I didn’t look back again, and in an instant was into the RV Park compound and heading towards the office sign with music on full volume, triumphantly signalling my arrival after a crazy day on the road.

The day wasn’t done with me yet though.  In the time it took me to get booked in and explain my challenge to Christine the manager, the wind had seriously whipped up and the palm trees were bending and shaking.  Seeing that I had a tent reservation, Christine looked apprehensive about my chances, explaining “we’ve just had a weather warning come through of winds up to 90mph tonight – I expect it’ll last until tomorrow night too”.  Worried that any tent I pitched wouldn’t hold up to that (and she was right), she said I could sleep in the ‘caboose’.  Not knowing what that was, I asked for an explanation and she pointed outside of the office – revealing a dusty red 1929 Santa Fe Railway Car standing proudly before me, unflinching in the wind.  I was amazed and overjoyed.  Memories of my love of hiding and sleeping out in dens, under lego tables, in the garage or in the loft as a child came flooding back and I was totally sold in an instant.  It would be the perfect end to the ultimate day of adventure!  Venturing in, both doors were open at either end (and didn’t lock), dust was everywhere and the wind was howling through, but it was my perfect place for the night. I soon had the doors under control and was being shown a calmer spot to rest Barbara for the night and another place to charge all my tech ready for next time. 
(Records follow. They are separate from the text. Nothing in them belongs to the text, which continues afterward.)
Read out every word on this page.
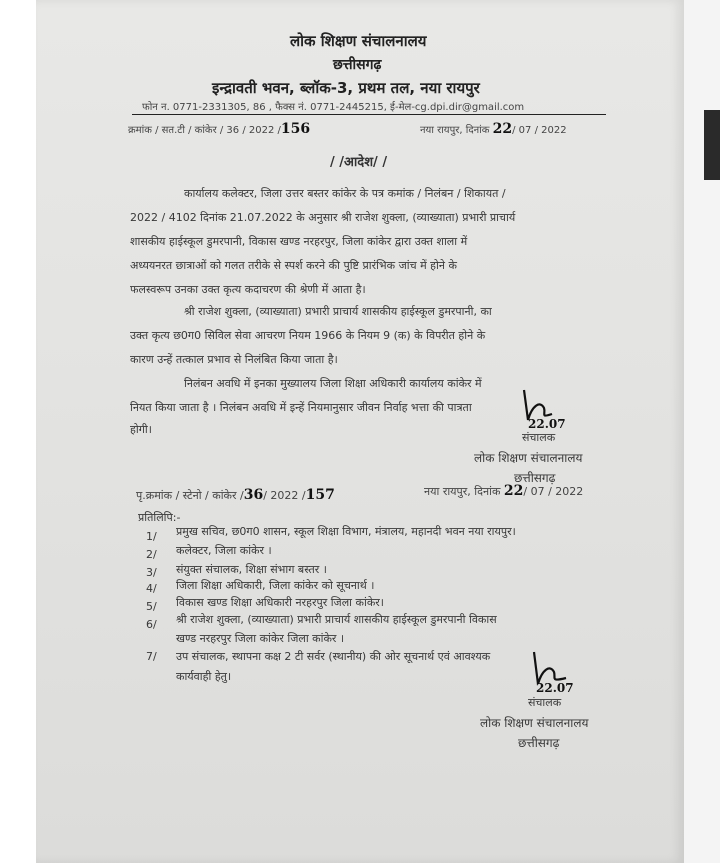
लोक शिक्षण संचालनालय
छत्तीसगढ़
इन्द्रावती भवन, ब्लॉक-3, प्रथम तल, नया रायपुर
फोन न. 0771-2331305, 86 , फैक्स नं. 0771-2445215, ई-मेल-cg.dpi.dir@gmail.com
क्रमांक / सत.टी / कांकेर / 36 / 2022 /156	नया रायपुर, दिनांक 22/ 07 / 2022
/ /आदेश/ /
कार्यालय कलेक्टर, जिला उत्तर बस्तर कांकेर के पत्र कमांक / निलंबन / शिकायत /
2022 / 4102 दिनांक 21.07.2022 के अनुसार श्री राजेश शुक्ला, (व्याख्याता) प्रभारी प्राचार्य
शासकीय हाईस्कूल डुमरपानी, विकास खण्ड नरहरपुर, जिला कांकेर द्वारा उक्त शाला में
अध्ययनरत छात्राओं को गलत तरीके से स्पर्श करने की पुष्टि प्रारंभिक जांच में होने के
फलस्वरूप उनका उक्त कृत्य कदाचरण की श्रेणी में आता है।
श्री राजेश शुक्ला, (व्याख्याता) प्रभारी प्राचार्य शासकीय हाईस्कूल डुमरपानी, का
उक्त कृत्य छ0ग0 सिविल सेवा आचरण नियम 1966 के नियम 9 (क) के विपरीत होने के
कारण उन्हें तत्काल प्रभाव से निलंबित किया जाता है।
निलंबन अवधि में इनका मुख्यालय जिला शिक्षा अधिकारी कार्यालय कांकेर में
नियत किया जाता है । निलंबन अवधि में इन्हें नियमानुसार जीवन निर्वाह भत्ता की पात्रता
होगी।	22.07
संचालक
लोक शिक्षण संचालनालय
छत्तीसगढ़
पृ.क्रमांक / स्टेनो / कांकेर /36/ 2022 /157	नया रायपुर, दिनांक 22/ 07 / 2022
प्रतिलिपि:-
1/ प्रमुख सचिव, छ0ग0 शासन, स्कूल शिक्षा विभाग, मंत्रालय, महानदी भवन नया रायपुर।
2/ कलेक्टर, जिला कांकेर ।
3/ संयुक्त संचालक, शिक्षा संभाग बस्तर ।
4/ जिला शिक्षा अधिकारी, जिला कांकेर को सूचनार्थ ।
5/ विकास खण्ड शिक्षा अधिकारी नरहरपुर जिला कांकेर।
6/ श्री राजेश शुक्ला, (व्याख्याता) प्रभारी प्राचार्य शासकीय हाईस्कूल डुमरपानी विकास
खण्ड नरहरपुर जिला कांकेर जिला कांकेर ।
7/ उप संचालक, स्थापना कक्ष 2 टी सर्वर (स्थानीय) की ओर सूचनार्थ एवं आवश्यक
कार्यवाही हेतु।
22.07
संचालक
लोक शिक्षण संचालनालय
छत्तीसगढ़
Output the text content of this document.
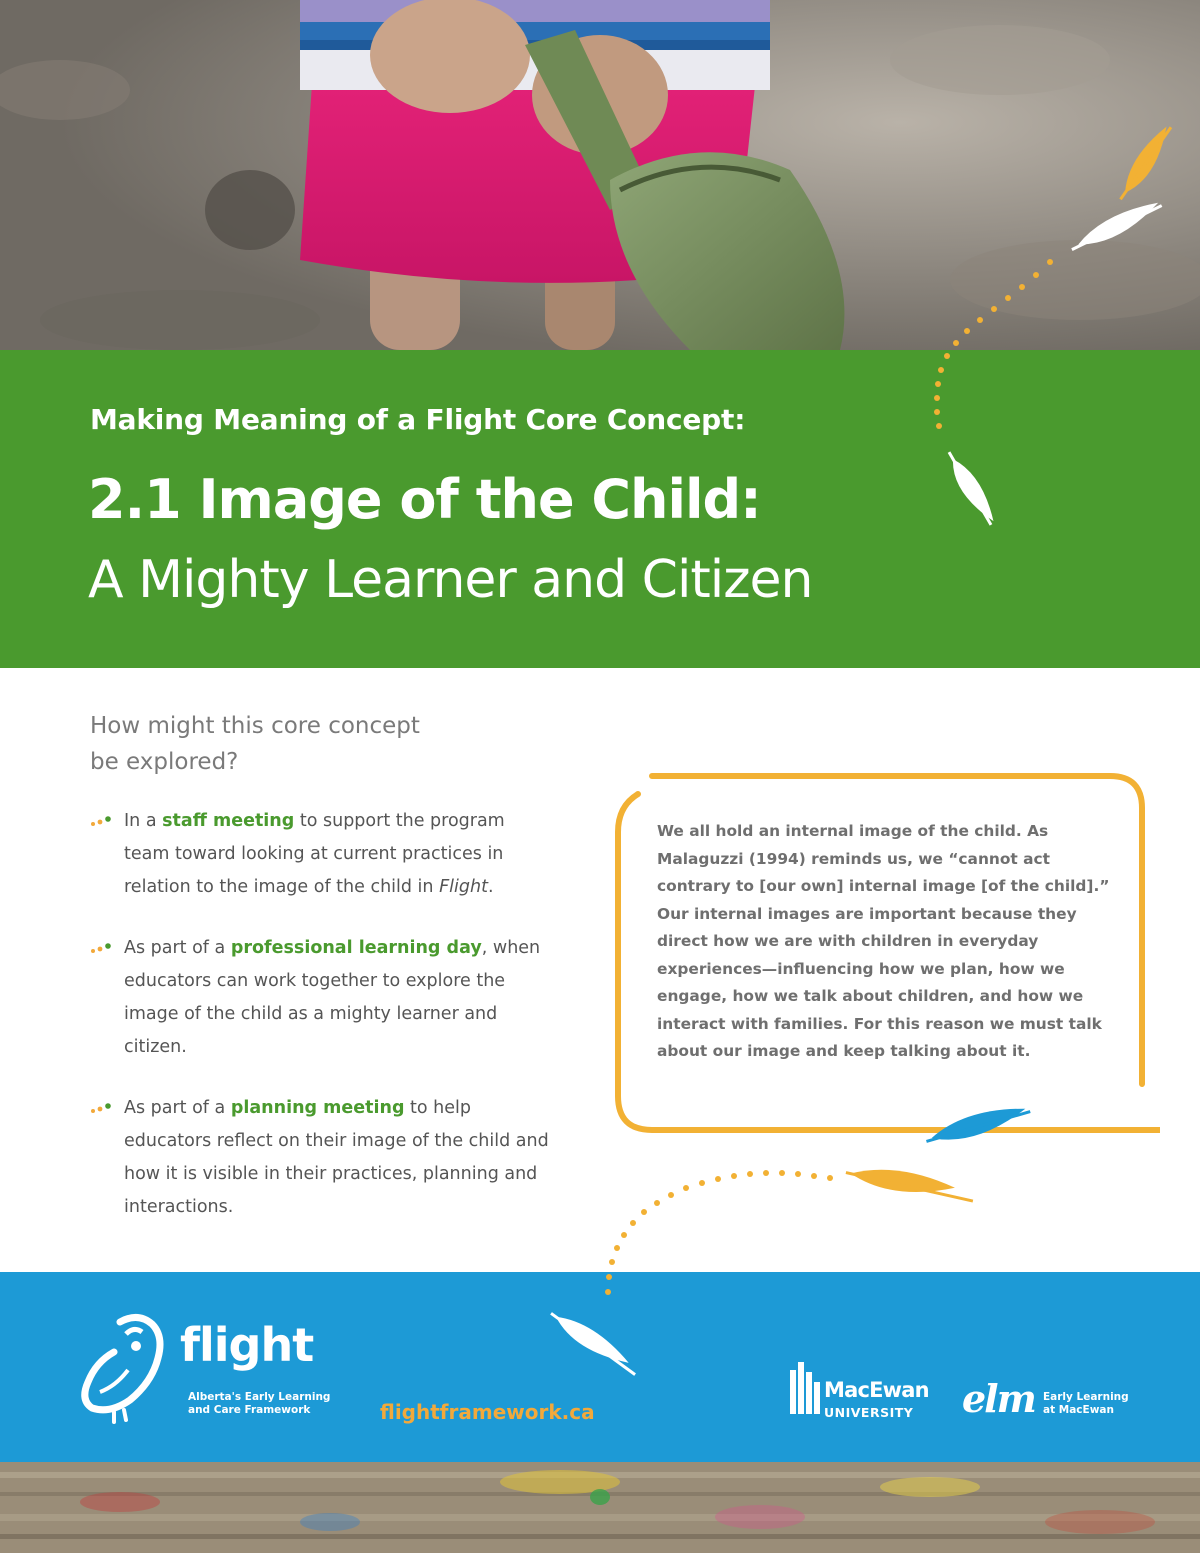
Making Meaning of a Flight Core Concept:

2.1 Image of the Child:
A Mighty Learner and Citizen

How might this core concept
be explored?

In a staff meeting to support the program team toward looking at current practices in relation to the image of the child in Flight.
As part of a professional learning day, when educators can work together to explore the image of the child as a mighty learner and citizen.
As part of a planning meeting to help educators reflect on their image of the child and how it is visible in their practices, planning and interactions.

We all hold an internal image of the child. As Malaguzzi (1994) reminds us, we “cannot act contrary to [our own] internal image [of the child].” Our internal images are important because they direct how we are with children in everyday experiences—influencing how we plan, how we engage, how we talk about children, and how we interact with families. For this reason we must talk about our image and keep talking about it.

flight

Alberta's Early Learning
and Care Framework	flightframework.ca

MacEwan

UNIVERSITY elm Early Learning
at MacEwan
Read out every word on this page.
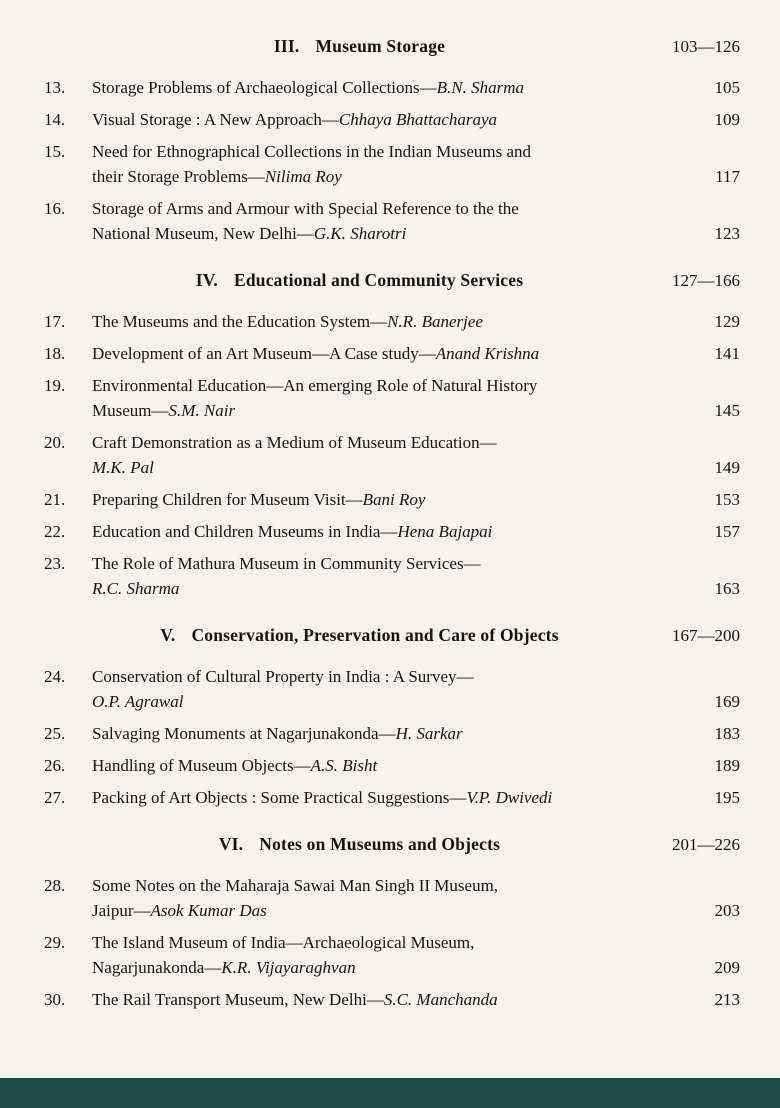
III. Museum Storage	103—126
13.	Storage Problems of Archaeological Collections—B.N. Sharma	105
14.	Visual Storage : A New Approach—Chhaya Bhattacharaya	109
15.	Need for Ethnographical Collections in the Indian Museums and
their Storage Problems—Nilima Roy	117
16.	Storage of Arms and Armour with Special Reference to the the
National Museum, New Delhi—G.K. Sharotri	123
IV. Educational and Community Services	127—166
17.	The Museums and the Education System—N.R. Banerjee	129
18.	Development of an Art Museum—A Case study—Anand Krishna	141
19.	Environmental Education—An emerging Role of Natural History
Museum—S.M. Nair	145
20.	Craft Demonstration as a Medium of Museum Education—
M.K. Pal	149
21.	Preparing Children for Museum Visit—Bani Roy	153
22.	Education and Children Museums in India—Hena Bajapai	157
23.	The Role of Mathura Museum in Community Services—
R.C. Sharma	163
V. Conservation, Preservation and Care of Objects	167—200
24.	Conservation of Cultural Property in India : A Survey—
O.P. Agrawal	169
25.	Salvaging Monuments at Nagarjunakonda—H. Sarkar	183
26.	Handling of Museum Objects—A.S. Bisht	189
27.	Packing of Art Objects : Some Practical Suggestions—V.P. Dwivedi	195
VI. Notes on Museums and Objects	201—226
28.	Some Notes on the Maharaja Sawai Man Singh II Museum,
Jaipur—Asok Kumar Das	203
29.	The Island Museum of India—Archaeological Museum,
Nagarjunakonda—K.R. Vijayaraghvan	209
30.	The Rail Transport Museum, New Delhi—S.C. Manchanda	213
The icing on the cake was the reappearance of Craig.  He’d cycled from the café back to his place and then all the way to the RV park in pursuit of me through the building storm, as he clasped an old sixteen inch tyre and inner tube.  Phenomenal, I thought – thanking him and taking a picture to tell the tale for posterity.  Like that, he was back on his bike and cycling off into what was now a sandstorm.  My day of adventure was now complete – after a shower eased my back pain a bit and gave me a little more movement, I lay down in my sleeping bag / camping matt combo and said goodbye to the world for the night, almost choking on the extremes of emotion I’d felt on this one particular day. 

Astounded & delirious: at the end of the Incredible Day (in a 1929 Santa Fe caboose!)